For Dontrelle Willis, his journey in a Detroit Tiger uniform has been less than satisfactory, for himself, the team and fans alike. Since his arrival in 2007 with teammate Miguel Cabrera Willis has battled injury, depression, anxiety, and worst of all, control.

He has started 14 games in the last two years. He has walked 63 batters in 57.2 innings. His ERA is nearly a run an inning. It’s a stat line you expect out of a flame-throwing single-A pitcher who comes to camp with no idea where his 98 MPH heater is going.

This is not something you want to see from a former Rookie of the Year, World Series champion, and 22-game winner. Actually that’s just being nice; this isn’t something you want to see from anyone who expects to perform at a professional level.

However, his performance this year has been very impressive. This spring he has given up 1 run in his 7 innings of work and has walked only 4 batters. He appears to have this determination that hadn’t been there previously. He appears (to quote Leyland, knock on wood) to have overcome his battle with anxiety.

And, at just 28 years old, there is still hope Willis can turn himself around. If he could just figure out what it was he used to be he could perhaps salvage what has turned into a very miserable situation for Detroit.

The same fate goes for Jeremy Bonderman, who despite all his hype and potential talent has never blossomed into the pitcher he was tagged to be. Nor has he played at the level expected of someone who signed a four-year, $38 million deal, after he posted a 14-8 record with 202 strikeouts in 214 Innings in 2006.

He has started 41 games in those three years since.
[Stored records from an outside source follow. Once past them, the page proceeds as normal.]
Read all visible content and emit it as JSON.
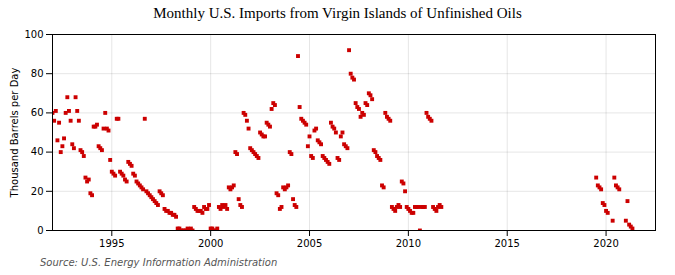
{
  "chart_data": {
    "type": "scatter",
    "title": "Monthly U.S. Imports from Virgin Islands of Unfinished Oils",
    "ylabel": "Thousand Barrels per Day",
    "source": "Source: U.S. Energy Information Administration",
    "color": "#cc0000",
    "marker": "square",
    "grid": true,
    "xlim": [
      1992.0,
      2022.5
    ],
    "ylim": [
      0,
      100
    ],
    "xticks": [
      1995,
      2000,
      2005,
      2010,
      2015,
      2020
    ],
    "yticks": [
      0,
      20,
      40,
      60,
      80,
      100
    ],
    "x": [
      1992.0,
      1992.083,
      1992.167,
      1992.25,
      1992.333,
      1992.417,
      1992.5,
      1992.583,
      1992.667,
      1992.75,
      1992.833,
      1992.917,
      1993.0,
      1993.083,
      1993.167,
      1993.25,
      1993.333,
      1993.417,
      1993.5,
      1993.583,
      1993.667,
      1993.75,
      1993.833,
      1993.917,
      1994.0,
      1994.083,
      1994.167,
      1994.25,
      1994.333,
      1994.417,
      1994.5,
      1994.583,
      1994.667,
      1994.75,
      1994.833,
      1994.917,
      1995.0,
      1995.083,
      1995.167,
      1995.25,
      1995.333,
      1995.417,
      1995.5,
      1995.583,
      1995.667,
      1995.75,
      1995.833,
      1995.917,
      1996.0,
      1996.083,
      1996.167,
      1996.25,
      1996.333,
      1996.417,
      1996.5,
      1996.583,
      1996.667,
      1996.75,
      1996.833,
      1996.917,
      1997.0,
      1997.083,
      1997.167,
      1997.25,
      1997.333,
      1997.417,
      1997.5,
      1997.583,
      1997.667,
      1997.75,
      1997.833,
      1997.917,
      1998.0,
      1998.083,
      1998.167,
      1998.25,
      1998.333,
      1998.417,
      1998.5,
      1998.583,
      1998.667,
      1998.75,
      1998.833,
      1998.917,
      1999.0,
      1999.083,
      1999.167,
      1999.25,
      1999.333,
      1999.417,
      1999.5,
      1999.583,
      1999.667,
      1999.75,
      1999.833,
      1999.917,
      2000.0,
      2000.083,
      2000.167,
      2000.25,
      2000.333,
      2000.417,
      2000.5,
      2000.583,
      2000.667,
      2000.75,
      2000.833,
      2000.917,
      2001.0,
      2001.083,
      2001.167,
      2001.25,
      2001.333,
      2001.417,
      2001.5,
      2001.583,
      2001.667,
      2001.75,
      2001.833,
      2001.917,
      2002.0,
      2002.083,
      2002.167,
      2002.25,
      2002.333,
      2002.417,
      2002.5,
      2002.583,
      2002.667,
      2002.75,
      2002.833,
      2002.917,
      2003.0,
      2003.083,
      2003.167,
      2003.25,
      2003.333,
      2003.417,
      2003.5,
      2003.583,
      2003.667,
      2003.75,
      2003.833,
      2003.917,
      2004.0,
      2004.083,
      2004.167,
      2004.25,
      2004.333,
      2004.417,
      2004.5,
      2004.583,
      2004.667,
      2004.75,
      2004.833,
      2004.917,
      2005.0,
      2005.083,
      2005.167,
      2005.25,
      2005.333,
      2005.417,
      2005.5,
      2005.583,
      2005.667,
      2005.75,
      2005.833,
      2005.917,
      2006.0,
      2006.083,
      2006.167,
      2006.25,
      2006.333,
      2006.417,
      2006.5,
      2006.583,
      2006.667,
      2006.75,
      2006.833,
      2006.917,
      2007.0,
      2007.083,
      2007.167,
      2007.25,
      2007.333,
      2007.417,
      2007.5,
      2007.583,
      2007.667,
      2007.75,
      2007.833,
      2007.917,
      2008.0,
      2008.083,
      2008.167,
      2008.25,
      2008.333,
      2008.417,
      2008.5,
      2008.583,
      2008.667,
      2008.75,
      2008.833,
      2008.917,
      2009.0,
      2009.083,
      2009.167,
      2009.25,
      2009.333,
      2009.417,
      2009.5,
      2009.583,
      2009.667,
      2009.75,
      2009.833,
      2009.917,
      2010.0,
      2010.083,
      2010.167,
      2010.25,
      2010.333,
      2010.417,
      2010.5,
      2010.583,
      2010.667,
      2010.75,
      2010.833,
      2010.917,
      2011.0,
      2011.083,
      2011.167,
      2011.25,
      2011.333,
      2011.417,
      2011.5,
      2011.583,
      2011.667,
      2019.5,
      2019.583,
      2019.667,
      2019.75,
      2019.833,
      2019.917,
      2020.0,
      2020.083,
      2020.333,
      2020.417,
      2020.5,
      2020.583,
      2020.667,
      2021.0,
      2021.083,
      2021.167,
      2021.25,
      2021.333
    ],
    "values": [
      60,
      56,
      61,
      46,
      55,
      40,
      43,
      47,
      60,
      68,
      61,
      56,
      44,
      42,
      68,
      61,
      56,
      41,
      40,
      38,
      27,
      25,
      26,
      19,
      18,
      53,
      53,
      54,
      43,
      42,
      41,
      52,
      60,
      52,
      51,
      36,
      30,
      29,
      28,
      57,
      57,
      30,
      29,
      28,
      26,
      25,
      35,
      34,
      33,
      29,
      28,
      25,
      24,
      23,
      22,
      21,
      57,
      20,
      19,
      18,
      17,
      16,
      15,
      14,
      13,
      20,
      19,
      18,
      11,
      10,
      10,
      9,
      9,
      8,
      8,
      7,
      1,
      1,
      0,
      0,
      0,
      0,
      1,
      0,
      1,
      0,
      12,
      11,
      10,
      10,
      10,
      9,
      12,
      11,
      11,
      13,
      1,
      1,
      0,
      0,
      1,
      12,
      11,
      13,
      12,
      13,
      11,
      22,
      21,
      22,
      23,
      40,
      39,
      16,
      13,
      12,
      60,
      59,
      56,
      52,
      42,
      41,
      40,
      39,
      38,
      37,
      50,
      49,
      48,
      48,
      55,
      54,
      53,
      62,
      65,
      64,
      19,
      18,
      11,
      12,
      22,
      21,
      22,
      23,
      40,
      39,
      16,
      13,
      12,
      89,
      63,
      57,
      56,
      55,
      54,
      43,
      48,
      38,
      37,
      51,
      52,
      46,
      45,
      44,
      38,
      37,
      36,
      35,
      34,
      55,
      53,
      52,
      50,
      37,
      36,
      48,
      50,
      44,
      43,
      42,
      92,
      80,
      78,
      77,
      65,
      63,
      62,
      58,
      60,
      59,
      65,
      64,
      70,
      69,
      67,
      41,
      40,
      38,
      37,
      36,
      23,
      22,
      60,
      58,
      57,
      56,
      12,
      11,
      10,
      12,
      13,
      12,
      25,
      24,
      20,
      12,
      11,
      10,
      9,
      9,
      12,
      12,
      12,
      0,
      12,
      12,
      12,
      60,
      58,
      57,
      56,
      12,
      11,
      10,
      12,
      13,
      12,
      27,
      23,
      22,
      21,
      14,
      13,
      10,
      9,
      5,
      27,
      23,
      22,
      21,
      5,
      15,
      3,
      2,
      1
    ]
  }
}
He’s won 14 of them and posted a 4.96 ERA. Although he has been forced to deal with constant arm injuries since 2007, there is little chance anyone will take a chance on his arm, even at 27. He’s just never proved that he can be healthy and consistent enough to warrant a contract.

Unfortunately for Bonderman, who used to be able to hit 98 MPH with relative ease, he is no longer a power pitcher. If he is to succeed in this rotation, in any rotation, he is going to need to learn how to pitch to his strengths.

While he may be healthy this spring, it doesn’t mean he is effective. Although he has walked only 2 and struck out 6 in 5.2 innings, his sinker is not biting down when it reaches the plate and hitters are driving it deep into the outfield. In all he’s appeared in three games, starting one.

His ERA imploded to an 11.12 mark, marred by a disastrous six run first inning in Toronto, where he only recorded two outs. If he is to make the team, much less the starting rotation he is going to need to figure out a way to get batters out.

This is a complete contract to crafty lefty, Nate Robertson, who this spring with the help of former Tiger aces, Kenny Rogers and Frank Tanana, has rediscovered the bite in his slider, even though his velocity has dropped.

He threw his third consecutive effective start of the spring on Wednesday, and completed four innings in the Tigers win.

After a rough first outing of the spring where he walked 3 and gave up 2 runs in 1.1 innings, Robertson has struck out 8 batters in 9 innings while only walking 1 and giving up 2 earned runs.

His performances are commanding, albeit a little surprising coming from the 32-year-old left-hander, who has a career ERA of 4.92.

“Maybe he senses a sense of urgency to win a job,” Dave Dombrowski said.

Hopefully all three of these pitchers have that sense, but so far it appears that Robertson and Willis are the front-runners for the two remaining spots in the starting rotation.

If they can figure out how to produce consistently, the Tigers could be a very dangerous team this year.

If not, the pressure those contracts command will not remain a virus in the payroll next year.

The Tigers will be able to start fresh.